Arbitrary Repository Clone / File Disclosure

This was discovered during our external whitebox testing. I'm not sure they've considered all possible exploits for this vulnerability. They might be able to duplicate the previous disclosure of any file on the system by symlinking the right location inside .git.

The text from the report:

---

Details

When importing GitLab projects from a GitLab project backup tarball the follow- ing decompression method tries to prevent symlinks within the extracted tar- balls:

def decompress_archive
  result = untar_zxf(archive: @archive_file, dir: @shared.export_path)
  raise Projects::ImportService::Error.new("Unable to decompress
#{@archive_file} into #{@shared.export_path}") unless result
  remove_symlinks!
end
def remove_symlinks!
  Dir["#{@shared.export_path}/**/*"].each do |path|
    FileUtils.rm(path) if File.lstat(path).symlink?
  end
true end

The above glob pattern #{@shared.export_path}/**/*, however, catches only files which do not start with a dot. If the tarball contains symbolic links which start with a dot, those will not be removed. As a result an attacker might clone arbitrary repositories on the GitLab host. In a legit GitLab backup the to be restored git repository is stored in form of a git bundle within a file called project.bundle. When a project is imported from an export tarball the GitLab server will issue a git clone command in order to restore the git repository for the project. An attacker can now provide a mali- cious tarball with the following contents in order to get access to a repository:

./project.json
./VERSION
./project.bundle/
./project.bundle/.git # symlink to target repository

The .git symlink in the project.bundle repository will not be removed as it will not be listed with the above glob pattern. Therefore the git clone process will clone the repository targeted by the symbolic link.

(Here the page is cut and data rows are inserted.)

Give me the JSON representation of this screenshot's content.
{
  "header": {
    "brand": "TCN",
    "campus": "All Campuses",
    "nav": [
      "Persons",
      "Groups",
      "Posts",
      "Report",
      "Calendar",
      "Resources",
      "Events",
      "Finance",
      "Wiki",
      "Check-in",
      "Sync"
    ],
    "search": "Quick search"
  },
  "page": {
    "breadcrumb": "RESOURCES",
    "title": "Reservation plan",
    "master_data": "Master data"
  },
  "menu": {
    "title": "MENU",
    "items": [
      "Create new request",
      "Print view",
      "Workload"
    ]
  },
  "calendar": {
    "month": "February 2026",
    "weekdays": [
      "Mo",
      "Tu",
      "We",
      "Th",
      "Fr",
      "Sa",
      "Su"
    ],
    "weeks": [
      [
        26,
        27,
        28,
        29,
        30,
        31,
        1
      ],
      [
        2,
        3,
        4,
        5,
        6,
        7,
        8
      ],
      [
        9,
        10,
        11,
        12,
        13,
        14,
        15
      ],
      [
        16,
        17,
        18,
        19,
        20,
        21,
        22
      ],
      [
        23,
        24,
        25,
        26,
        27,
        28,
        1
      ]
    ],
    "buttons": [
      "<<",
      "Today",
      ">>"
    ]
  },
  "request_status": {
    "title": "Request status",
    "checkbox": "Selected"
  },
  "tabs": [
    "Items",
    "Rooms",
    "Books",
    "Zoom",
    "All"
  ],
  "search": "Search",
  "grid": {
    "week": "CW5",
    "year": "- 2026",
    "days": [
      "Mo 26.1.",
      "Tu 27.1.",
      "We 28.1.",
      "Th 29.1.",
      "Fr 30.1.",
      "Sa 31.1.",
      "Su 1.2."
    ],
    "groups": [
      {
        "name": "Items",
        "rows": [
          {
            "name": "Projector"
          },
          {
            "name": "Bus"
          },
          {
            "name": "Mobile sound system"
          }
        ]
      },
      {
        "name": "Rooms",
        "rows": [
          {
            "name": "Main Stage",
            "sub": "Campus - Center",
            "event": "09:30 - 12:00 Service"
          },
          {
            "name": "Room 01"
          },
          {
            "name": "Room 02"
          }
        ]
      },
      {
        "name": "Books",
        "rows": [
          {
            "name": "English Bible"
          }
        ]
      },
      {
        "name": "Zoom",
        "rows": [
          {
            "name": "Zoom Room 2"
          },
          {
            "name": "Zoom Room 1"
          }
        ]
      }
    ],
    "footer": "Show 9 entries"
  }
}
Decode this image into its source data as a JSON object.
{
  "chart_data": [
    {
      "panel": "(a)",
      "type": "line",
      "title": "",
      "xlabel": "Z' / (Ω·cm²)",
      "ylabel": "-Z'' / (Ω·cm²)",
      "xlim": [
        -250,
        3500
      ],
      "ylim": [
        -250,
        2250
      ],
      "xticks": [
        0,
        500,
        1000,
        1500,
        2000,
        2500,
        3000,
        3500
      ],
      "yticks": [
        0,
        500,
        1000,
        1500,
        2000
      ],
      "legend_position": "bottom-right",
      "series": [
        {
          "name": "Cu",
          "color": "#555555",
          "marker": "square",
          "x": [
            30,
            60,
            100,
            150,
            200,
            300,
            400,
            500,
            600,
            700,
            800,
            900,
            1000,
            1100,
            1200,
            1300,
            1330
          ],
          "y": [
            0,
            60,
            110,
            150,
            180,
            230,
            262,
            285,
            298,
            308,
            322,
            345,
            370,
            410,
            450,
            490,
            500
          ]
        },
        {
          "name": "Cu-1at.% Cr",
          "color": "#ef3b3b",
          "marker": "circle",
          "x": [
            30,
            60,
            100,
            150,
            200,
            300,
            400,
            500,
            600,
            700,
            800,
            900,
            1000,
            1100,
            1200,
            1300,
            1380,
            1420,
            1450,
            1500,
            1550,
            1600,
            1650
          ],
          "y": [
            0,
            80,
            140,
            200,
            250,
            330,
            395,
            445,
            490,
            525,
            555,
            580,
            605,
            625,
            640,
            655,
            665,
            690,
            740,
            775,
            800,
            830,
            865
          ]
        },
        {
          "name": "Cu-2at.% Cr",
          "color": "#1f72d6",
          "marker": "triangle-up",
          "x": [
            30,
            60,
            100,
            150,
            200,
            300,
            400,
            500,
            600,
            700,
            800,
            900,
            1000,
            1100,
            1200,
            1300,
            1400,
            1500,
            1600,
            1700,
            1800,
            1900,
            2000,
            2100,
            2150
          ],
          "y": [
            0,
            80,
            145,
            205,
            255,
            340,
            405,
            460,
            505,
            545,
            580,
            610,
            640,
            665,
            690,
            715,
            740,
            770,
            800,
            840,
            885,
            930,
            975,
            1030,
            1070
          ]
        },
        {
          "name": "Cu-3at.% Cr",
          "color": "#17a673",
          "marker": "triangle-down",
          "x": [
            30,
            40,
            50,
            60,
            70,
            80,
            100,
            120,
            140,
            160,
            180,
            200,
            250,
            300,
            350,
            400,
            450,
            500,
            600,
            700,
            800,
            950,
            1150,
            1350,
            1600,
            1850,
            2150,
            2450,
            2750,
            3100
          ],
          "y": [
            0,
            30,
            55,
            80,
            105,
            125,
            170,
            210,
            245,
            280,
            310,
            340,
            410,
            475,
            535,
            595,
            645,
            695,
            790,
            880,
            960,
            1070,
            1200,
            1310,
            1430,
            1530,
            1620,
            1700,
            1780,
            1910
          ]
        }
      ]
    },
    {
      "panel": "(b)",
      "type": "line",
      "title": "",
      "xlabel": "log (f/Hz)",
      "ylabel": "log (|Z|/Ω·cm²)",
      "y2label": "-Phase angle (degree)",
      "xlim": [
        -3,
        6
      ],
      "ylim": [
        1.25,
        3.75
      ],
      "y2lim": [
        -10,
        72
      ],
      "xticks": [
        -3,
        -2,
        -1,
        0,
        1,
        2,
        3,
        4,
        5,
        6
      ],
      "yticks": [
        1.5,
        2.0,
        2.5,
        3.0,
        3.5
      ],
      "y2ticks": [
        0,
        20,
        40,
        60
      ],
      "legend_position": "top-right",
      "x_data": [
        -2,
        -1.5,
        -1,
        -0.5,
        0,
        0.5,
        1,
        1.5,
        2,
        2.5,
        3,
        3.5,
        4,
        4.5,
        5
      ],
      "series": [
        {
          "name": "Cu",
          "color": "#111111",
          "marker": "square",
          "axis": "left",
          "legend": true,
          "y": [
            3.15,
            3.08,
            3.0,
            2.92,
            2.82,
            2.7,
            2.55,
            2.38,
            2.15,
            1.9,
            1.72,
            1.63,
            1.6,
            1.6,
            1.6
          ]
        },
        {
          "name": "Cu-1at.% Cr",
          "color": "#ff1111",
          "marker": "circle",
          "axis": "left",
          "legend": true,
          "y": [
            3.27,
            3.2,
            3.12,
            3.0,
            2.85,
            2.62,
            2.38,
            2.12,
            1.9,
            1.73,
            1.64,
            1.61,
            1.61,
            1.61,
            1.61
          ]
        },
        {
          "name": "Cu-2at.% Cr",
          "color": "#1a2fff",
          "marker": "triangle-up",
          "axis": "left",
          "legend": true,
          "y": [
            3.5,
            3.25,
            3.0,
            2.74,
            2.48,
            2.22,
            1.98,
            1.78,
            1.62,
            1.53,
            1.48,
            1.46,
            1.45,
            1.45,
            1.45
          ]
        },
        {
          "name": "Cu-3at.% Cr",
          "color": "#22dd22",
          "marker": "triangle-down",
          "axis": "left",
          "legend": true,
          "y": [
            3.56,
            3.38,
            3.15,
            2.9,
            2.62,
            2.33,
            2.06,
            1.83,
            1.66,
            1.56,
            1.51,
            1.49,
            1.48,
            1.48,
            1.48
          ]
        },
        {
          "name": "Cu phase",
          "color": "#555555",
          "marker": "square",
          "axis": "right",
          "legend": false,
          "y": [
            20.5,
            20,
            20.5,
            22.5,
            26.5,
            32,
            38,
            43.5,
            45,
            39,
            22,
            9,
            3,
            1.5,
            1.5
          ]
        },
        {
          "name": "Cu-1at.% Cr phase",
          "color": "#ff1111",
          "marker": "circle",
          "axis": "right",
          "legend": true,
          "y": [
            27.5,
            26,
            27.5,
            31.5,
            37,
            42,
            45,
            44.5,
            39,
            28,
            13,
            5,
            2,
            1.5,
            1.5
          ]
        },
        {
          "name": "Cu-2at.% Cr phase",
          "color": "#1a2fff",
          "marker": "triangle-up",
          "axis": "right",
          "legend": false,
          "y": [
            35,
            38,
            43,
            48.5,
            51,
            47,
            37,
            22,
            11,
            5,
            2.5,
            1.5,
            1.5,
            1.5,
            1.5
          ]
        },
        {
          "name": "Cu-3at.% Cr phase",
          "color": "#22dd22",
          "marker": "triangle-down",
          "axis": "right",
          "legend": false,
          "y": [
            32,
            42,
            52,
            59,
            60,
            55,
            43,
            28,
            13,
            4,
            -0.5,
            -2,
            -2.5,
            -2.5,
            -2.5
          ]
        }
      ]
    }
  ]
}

Another attack vector bypassing this glob pattern is e.g. placing dot-prefixed symlinks into the upload directory. As a result, arbitrary files from the GitLab server might be read with the permission of the git user.

Reproduction Steps

Unpack a regular exported GitLab project and remove the project.bundle file. Create a project.bundle directory in the same folder. Within this project.bundle directory create a symbolic link to /var/opt/gitlab/git-data/repositories/USERNAME/REPONAME. Create a gzipped tarball of the files project.json, VERSION and project.bundle/.git. Upon import the targeted USERNAME/REPONAME git repository should be used.

Recommendation

The remove_symlinks method should be improved in a way that files starting with a dot (.) are checked for symbolic links as well.